We had a long conversation after you told me, before you went public, what your decision was. I respect that decision, since you are a big man, but there are some things I need to tell you, my brother, and I’m doing it publicly.
As Romeo told me the morning after the finals, don’t let “them” make you doubt yourself, man. I told you last year, Calypso Bully is the best calypso satire I have ever heard, and that includes all the Trini songs you can think bout. The performance of that song was absolutely brilliant and, coupled with Everybody Loves Chris, it should have seen you in the top three, for sure.
This year, Barbados Today and Botsytheology were again two very good songs and your placing is a bare joke. You don’t have to tell me about the pain you feel when you know you have been wronged. Believe me, I have been living that experience for 31 years.
What keeps me strong, Ronnie, is knowing why I came into kaiso. It was always about the people and never about the judges. If I remove my voice it will make some people happy, I know, and the same is true of you. You know what, though? For me, dat en gine work. I dey wid de people as long as the Father gives me voice.
The most important thing I have to tell you, Nobby, (I could call you Nobby?) is that I know that you know, as a Christian, that one should not expect justice from man. When it comes, celebrate.
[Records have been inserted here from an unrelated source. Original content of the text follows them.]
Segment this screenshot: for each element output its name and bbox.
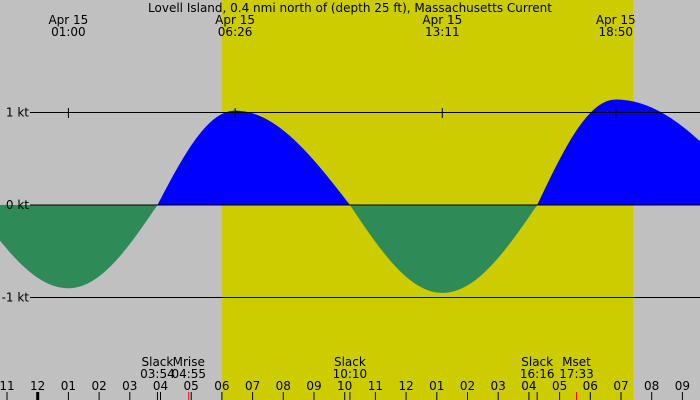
x-tick-label: 07 (245, 379, 260, 393)
x-tick-label: 11 (0, 379, 15, 393)
x-tick-label: 10 (337, 379, 352, 393)
x-tick-label: 09 (306, 379, 321, 393)
event-label: Slack (521, 355, 553, 369)
y-tick-label: -1 kt (2, 291, 30, 305)
x-tick-label: 09 (675, 379, 690, 393)
x-tick-label: 08 (644, 379, 659, 393)
extremum-date: Apr 15 (48, 13, 88, 27)
y-tick-label: 1 kt (6, 106, 29, 120)
x-tick-label: 08 (276, 379, 291, 393)
extremum-time: 01:00 (51, 25, 86, 39)
extremum-date: Apr 15 (215, 13, 255, 27)
event-label: Mrise (173, 355, 205, 369)
event-label: Slack (142, 355, 174, 369)
event-time: 04:55 (171, 367, 206, 381)
extremum-date: Apr 15 (422, 13, 462, 27)
extremum-time: 13:11 (425, 25, 460, 39)
x-tick-label: 12 (398, 379, 413, 393)
extremum-time: 18:50 (598, 25, 633, 39)
y-tick-label: 0 kt (6, 198, 29, 212)
event-time: 03:54 (140, 367, 175, 381)
x-tick-label: 11 (368, 379, 383, 393)
x-tick-label: 02 (91, 379, 106, 393)
flood-area (0, 99, 700, 205)
event-time: 16:16 (520, 367, 555, 381)
x-tick-label: 01 (61, 379, 76, 393)
x-tick-label: 06 (214, 379, 229, 393)
x-tick-label: 06 (583, 379, 598, 393)
x-tick-label: 05 (184, 379, 199, 393)
extremum-date: Apr 15 (596, 13, 636, 27)
x-tick-label: 05 (552, 379, 567, 393)
event-label: Slack (334, 355, 366, 369)
extremum-time: 06:26 (218, 25, 253, 39)
x-tick-label: 04 (153, 379, 168, 393)
x-tick-label: 02 (460, 379, 475, 393)
x-tick-label: 03 (122, 379, 137, 393)
x-tick-label: 12 (30, 379, 45, 393)
event-time: 10:10 (333, 367, 368, 381)
x-tick-label: 04 (521, 379, 536, 393)
ebb-area (0, 205, 700, 293)
event-time: 17:33 (559, 367, 594, 381)
event-label: Mset (562, 355, 591, 369)
x-tick-label: 07 (613, 379, 628, 393)
x-tick-label: 03 (491, 379, 506, 393)
chart-title: Lovell Island, 0.4 nmi north of (depth 2… (148, 1, 552, 15)
x-tick-label: 01 (429, 379, 444, 393)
However, mortal man often wallows in wickedness and injustice is his banner. Don’t expect justice, Ronnie! We both know whom to look to for justice. You call him Jesus, I call him Jah Rastafari.
We are soldiers in the battle against injustice, Ronnie, and soldiers often fall in the battlefield. Whenever victory is won, though, it is because of the fight put up by those soldiers who have now fallen. We would all love to taste the sweetness of justice but wise people know that pleasure often falls to those who survive.
Like me, Ronnie, I suspect that you did not choose this; it chose you. The Most High gives certain talents to certain people and we must always remember the story of those who wasted their talents. I know that you have said you can find other ways to reach the people but we both honestly know that nothing equates to the semifinals and final stages, when you come and reason with your people, as the Most High intended.
Don’t let “them” stop you, Ronnie. They did not give you your talent; remember who did.